Several other of the bill’s provisions “have little, if anything, to do with mortgage fraud as that term is understood by law enforcement officials and the mortgage industry,” the MBA claims. Provisions the industry association found troublesome include heightened foreclosure requirements on some subprime loans and the creation of assignee liability in cases of “deceptive practices,” a term the MBA views as “vague and undefined.”

Assignee liability gives borrowers who claim they were taking advantage of the ability to sue not only loan originators but investors who buy their loan in the secondary market. While some lawmakers and consumer groups say assignee liability would reduce the incentive for originators to make predatory loans, critics say it would scare investors away from mortgage-backed securities and raise the cost of borrowing.

SB 1222 would also require lenders to provide counseling services to borrowers about activities or practices that are likely to increase the risk of foreclosure.

“Whether one believes such provisions have merit as a matter of public policy, they are not directly related to mortgage fraud,” the MBA said, but “clearly are intended to address concerns related to ‘predatory’ lending.”

Existing mail and wire fraud statutes are “applicable to any and all instances of mortgage fraud,” the MBA maintains, and allow courts to impose large fines and long prison sentences on mortgage fraud perpetrators.

The MBA said it supports some of the ideas put forward in Obama’s bill, including the creation of a database of debarred or censured mortgage professionals and increased funding for monitoring and law enforcement.

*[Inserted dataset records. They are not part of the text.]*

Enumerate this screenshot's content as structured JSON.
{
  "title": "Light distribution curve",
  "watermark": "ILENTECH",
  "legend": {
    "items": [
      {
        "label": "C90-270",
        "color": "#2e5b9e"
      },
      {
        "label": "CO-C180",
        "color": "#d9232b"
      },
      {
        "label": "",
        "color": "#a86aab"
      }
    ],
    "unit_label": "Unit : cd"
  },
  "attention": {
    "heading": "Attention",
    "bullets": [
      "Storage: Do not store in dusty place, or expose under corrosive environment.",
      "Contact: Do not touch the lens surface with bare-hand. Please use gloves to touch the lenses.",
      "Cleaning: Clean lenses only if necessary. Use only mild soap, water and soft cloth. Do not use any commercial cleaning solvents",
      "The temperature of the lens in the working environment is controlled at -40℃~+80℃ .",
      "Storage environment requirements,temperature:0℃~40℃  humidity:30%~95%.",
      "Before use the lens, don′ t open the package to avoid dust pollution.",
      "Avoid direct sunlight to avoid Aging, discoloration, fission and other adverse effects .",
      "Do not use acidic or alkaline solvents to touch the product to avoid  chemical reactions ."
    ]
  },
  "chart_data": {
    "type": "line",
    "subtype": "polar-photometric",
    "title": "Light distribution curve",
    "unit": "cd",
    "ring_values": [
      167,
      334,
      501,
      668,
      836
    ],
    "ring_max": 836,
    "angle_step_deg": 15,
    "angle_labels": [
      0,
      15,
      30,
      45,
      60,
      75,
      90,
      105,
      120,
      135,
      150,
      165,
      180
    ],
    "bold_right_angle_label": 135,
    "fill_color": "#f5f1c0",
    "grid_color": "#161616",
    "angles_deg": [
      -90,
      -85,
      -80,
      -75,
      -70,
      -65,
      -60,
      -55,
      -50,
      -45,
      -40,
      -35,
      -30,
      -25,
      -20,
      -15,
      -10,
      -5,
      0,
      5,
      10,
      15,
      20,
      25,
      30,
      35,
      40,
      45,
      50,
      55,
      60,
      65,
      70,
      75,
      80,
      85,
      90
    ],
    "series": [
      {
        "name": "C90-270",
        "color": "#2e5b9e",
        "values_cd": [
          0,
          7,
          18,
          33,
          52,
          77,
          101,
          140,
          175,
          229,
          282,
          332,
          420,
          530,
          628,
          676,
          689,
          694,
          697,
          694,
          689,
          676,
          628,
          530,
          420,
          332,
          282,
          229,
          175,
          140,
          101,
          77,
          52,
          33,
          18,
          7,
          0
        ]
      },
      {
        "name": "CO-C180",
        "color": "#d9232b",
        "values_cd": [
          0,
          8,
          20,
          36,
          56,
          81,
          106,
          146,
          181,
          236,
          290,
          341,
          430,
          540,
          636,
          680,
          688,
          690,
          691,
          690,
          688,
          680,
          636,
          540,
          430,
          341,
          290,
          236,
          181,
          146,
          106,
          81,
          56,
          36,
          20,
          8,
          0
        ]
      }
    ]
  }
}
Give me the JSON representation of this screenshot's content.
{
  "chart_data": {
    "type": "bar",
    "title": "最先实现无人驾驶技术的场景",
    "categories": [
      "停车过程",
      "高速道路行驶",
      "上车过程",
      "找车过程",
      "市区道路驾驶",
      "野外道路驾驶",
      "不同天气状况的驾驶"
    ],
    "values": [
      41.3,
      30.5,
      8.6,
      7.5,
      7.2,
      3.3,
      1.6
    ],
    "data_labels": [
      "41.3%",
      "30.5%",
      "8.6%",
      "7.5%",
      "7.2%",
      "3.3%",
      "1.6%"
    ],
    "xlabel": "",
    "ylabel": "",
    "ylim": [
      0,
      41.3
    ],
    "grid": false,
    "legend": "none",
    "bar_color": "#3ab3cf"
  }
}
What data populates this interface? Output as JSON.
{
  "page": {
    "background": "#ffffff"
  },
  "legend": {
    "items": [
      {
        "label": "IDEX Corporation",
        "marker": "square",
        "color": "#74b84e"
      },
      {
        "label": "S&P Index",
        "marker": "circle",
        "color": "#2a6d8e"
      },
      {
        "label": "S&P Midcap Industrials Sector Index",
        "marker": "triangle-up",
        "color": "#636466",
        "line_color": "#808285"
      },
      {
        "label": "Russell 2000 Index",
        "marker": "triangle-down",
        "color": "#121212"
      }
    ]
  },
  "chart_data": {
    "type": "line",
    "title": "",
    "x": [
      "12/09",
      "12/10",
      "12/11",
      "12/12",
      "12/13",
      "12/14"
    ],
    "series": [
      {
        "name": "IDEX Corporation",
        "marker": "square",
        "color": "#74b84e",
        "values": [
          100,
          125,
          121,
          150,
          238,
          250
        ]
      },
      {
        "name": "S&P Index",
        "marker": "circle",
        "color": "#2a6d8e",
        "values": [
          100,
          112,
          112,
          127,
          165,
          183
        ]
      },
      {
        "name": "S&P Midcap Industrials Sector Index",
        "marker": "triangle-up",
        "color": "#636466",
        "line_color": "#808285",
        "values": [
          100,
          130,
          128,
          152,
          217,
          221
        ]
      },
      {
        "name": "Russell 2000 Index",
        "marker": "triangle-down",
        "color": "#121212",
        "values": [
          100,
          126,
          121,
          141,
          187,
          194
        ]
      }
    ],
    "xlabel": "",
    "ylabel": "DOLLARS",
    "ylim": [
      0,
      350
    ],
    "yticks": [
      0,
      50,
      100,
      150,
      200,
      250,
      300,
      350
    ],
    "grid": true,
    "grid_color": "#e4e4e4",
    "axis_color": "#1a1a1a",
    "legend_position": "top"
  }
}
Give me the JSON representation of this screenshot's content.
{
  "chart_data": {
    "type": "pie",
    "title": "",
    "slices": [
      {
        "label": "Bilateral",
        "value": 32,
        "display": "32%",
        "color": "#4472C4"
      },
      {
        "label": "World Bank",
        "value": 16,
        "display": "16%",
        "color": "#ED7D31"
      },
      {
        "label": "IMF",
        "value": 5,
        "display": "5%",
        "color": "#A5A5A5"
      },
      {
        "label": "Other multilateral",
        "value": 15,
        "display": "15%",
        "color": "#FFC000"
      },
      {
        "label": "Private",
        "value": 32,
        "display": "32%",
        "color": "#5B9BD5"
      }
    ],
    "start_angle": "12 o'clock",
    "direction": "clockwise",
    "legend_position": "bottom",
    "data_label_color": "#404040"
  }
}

“Rather than drafting new legislation, the focus should be on providing the structure and resources needed by law enforcement officials to combat mortgage fraud,” the MBA paper concluded. “While law enforcement has all the legal tools it needs at its disposal, it requires more resources and a more efficient framework to use those tools effectively.”

Earlier this year, the MBA asked Congress to set aside $31.25 million over a five-year period to hire more FBI investigators and prosecutors.

In addition to advocating more funding for mortgage fraud prevention and prosecution efforts, the MBA wants to see an office dedicated to mortgage fraud created within the Department of Justice.

Staffed with prosecutors and investigators with experience in mortgage fraud, a federal Office of Mortgage Fraud Enforcement could coordinate with state attorneys general and prosecutors to detect and prosecute crimes against lenders. The MBA also envisions an intergovernmental database, with lenders contributing information that would prevent “serial offenders” from employing the same scheme in different communities.